Day one on trail presents the walker with a fine example of man’s folly, a folly. Broadwater Tower was designed by James Wyatt and Capability Brown for the Earl of Coventry about 1800, just so that he could show off his wealth, though the audio guide would have us believe he built it out of love for the Countess. We paid our exorbitant fee (£14 each) and climbed through the various floors to its top, said to be the highest point in the Cotswolds. I found it all very interesting but a pot of tea at the nearby cafe beckoned so we descended and pottered off there.

Approaching Broadway Tower folly
Sarah Darby was a participant in the Broadway Arts Festival. However she bemoaned her decision to take a change in style for her entry
It is a lovely gentle and grassy drop down to Broadway for a late lunch. But an equally as long climb up for those walking the opposite way

Broadway was heaving with visitors. Many of the many artists strung out along its main thoroughfair attempting to capture the town’s essence on canvas must have been pretty annoyed with interruptions from a curious tourist but Sarah Darby was gracious with her answers to my impertinence. Mrs TPOTC was impatiently kicking her heels however so it was time to find an eatery for a late lunch. The Broadway Deli supplied a decent ploughman’s (for me) and ham doorstep sarnie for Mrs TPOTC.

Lunch at Broadway

We only had about three miles left to walk today, but that entailed dragging our bodies, full of too much lunch, and alcohol (for me), up another hill. Though it was a steady and gentle climb, thankfully, as the temp was now in the thirties. We were not going to meet our time for our pre-arranged transport so I phoned and attempted to delay it. Unsuccessfully I later found out. The path led us past the undulating grassy tops that are Shenberrow Camp, an iron-age settlement. We never really saw the top of Shenberrow hill, the path just sort of swung round and began the descent to Stanton, the view over the Vale of Evesham gradually disappearing as we descended into beech woodlands.

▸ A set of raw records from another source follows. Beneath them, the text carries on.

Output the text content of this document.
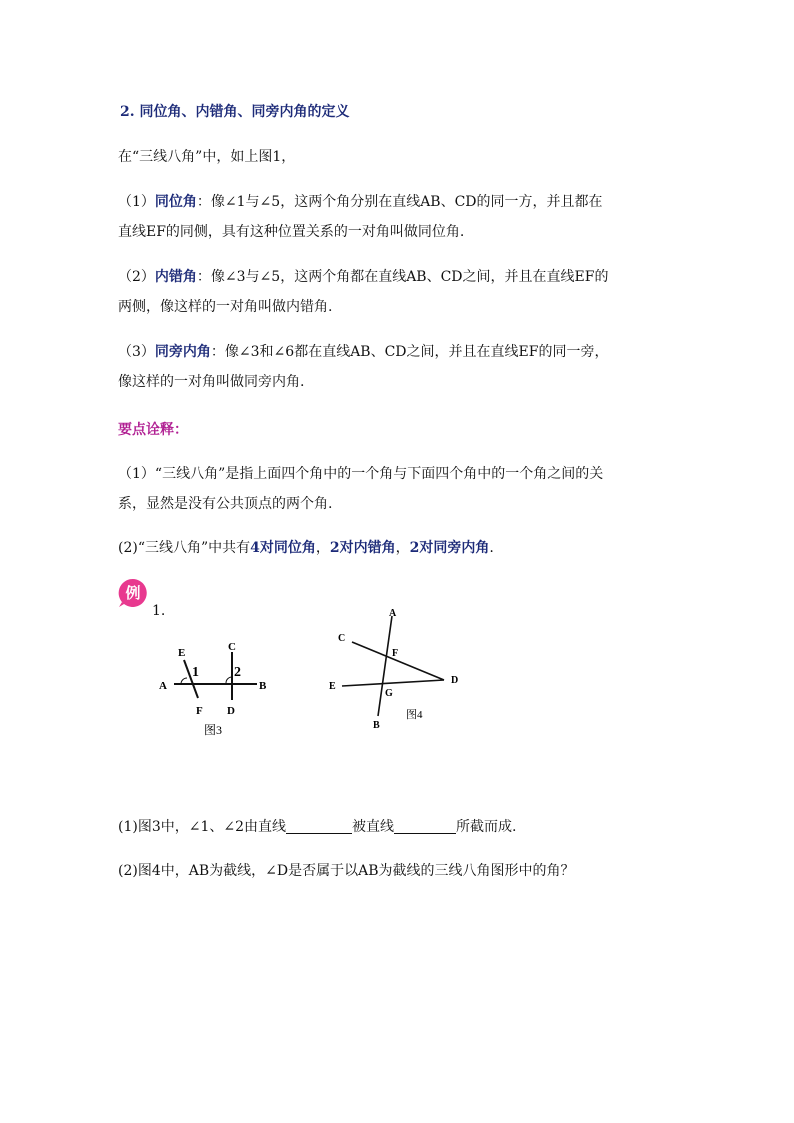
2. 同位角、内错角、同旁内角的定义
在“三线八角”中，如上图1，
（1）同位角：像∠1与∠5，这两个角分别在直线AB、CD的同一方，并且都在
直线EF的同侧，具有这种位置关系的一对角叫做同位角.
（2）内错角：像∠3与∠5，这两个角都在直线AB、CD之间，并且在直线EF的
两侧，像这样的一对角叫做内错角.
（3）同旁内角：像∠3和∠6都在直线AB、CD之间，并且在直线EF的同一旁，
像这样的一对角叫做同旁内角.
要点诠释：
（1）“三线八角”是指上面四个角中的一个角与下面四个角中的一个角之间的关
系，显然是没有公共顶点的两个角.
(2)“三线八角”中共有4对同位角，2对内错角，2对同旁内角.
例
1.
A	B
C
D
E
F
1	2
图3
A
B
C
D
E
F
G
图4
(1)图3中，∠1、∠2由直线	被直线	所截而成.
(2)图4中，AB为截线，∠D是否属于以AB为截线的三线八角图形中的角？
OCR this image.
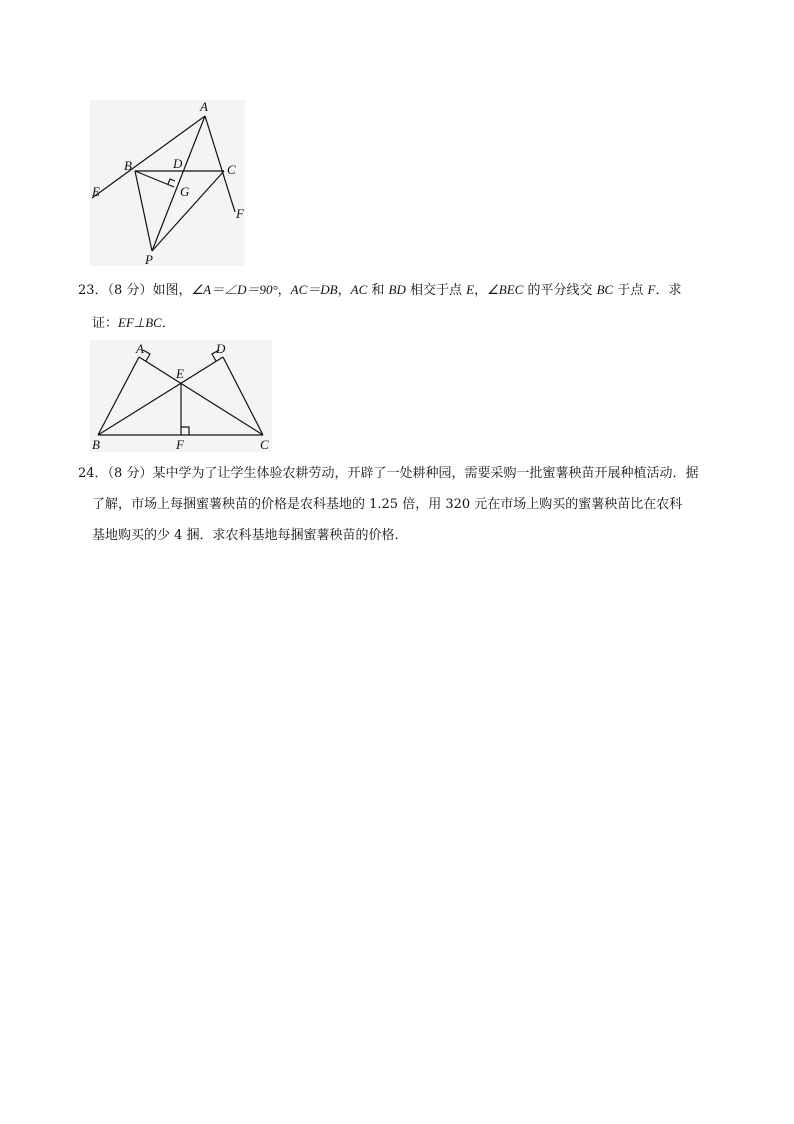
A
B	C
D
E
F
G
P
23．（8 分）如图，∠A＝∠D＝90°，AC＝DB，AC 和 BD 相交于点 E，∠BEC 的平分线交 BC 于点 F．求
证：EF⊥BC．
A	D
E
B	F	C
24．（8 分）某中学为了让学生体验农耕劳动，开辟了一处耕种园，需要采购一批蜜薯秧苗开展种植活动．据
了解，市场上每捆蜜薯秧苗的价格是农科基地的 1.25 倍，用 320 元在市场上购买的蜜薯秧苗比在农科
基地购买的少 4 捆．求农科基地每捆蜜薯秧苗的价格．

Stanton has almost been frozen in time. The architect Sir William Stott purchased much of the village prior to World War I and resolved to restore much of the village. Though he did bow to the instalation of modern conveniences, he also brought in covenants that prevented more unsightly 20th-century eyesores from disfiguring ‘his’ village. It now has an enviable collection of mostly 17th century farmhouses and cottages, deemed the golden period of Cotswold vernacular architecture.

Stanton- another pretty Cotswold village
A slower pace of life round here

We stayed in a Bed and Breakfast in Chipping Campden last night and due to the lack of accommodation at the end of today’s section, we had a transfer from Stanton back to last night’s halt. When we arrived the previous night we had asked our host for recommendations for evening meals. One of these, the Maharaja Indian restaurant,  behind the Volunteer Inn, had been so good that after showers, rehydration and rest, we went there again tonight. AND I was able to have a couple of pints of the pubs excellent Cotswold Best.

It had been a good first day.

Our B&B for two nights in Chipping Campden

12 replies »

  1. Wonderful adventure and beautiful pictures . I am always interested in historic places and how the every day people lived. I will be looking forward to your other posts.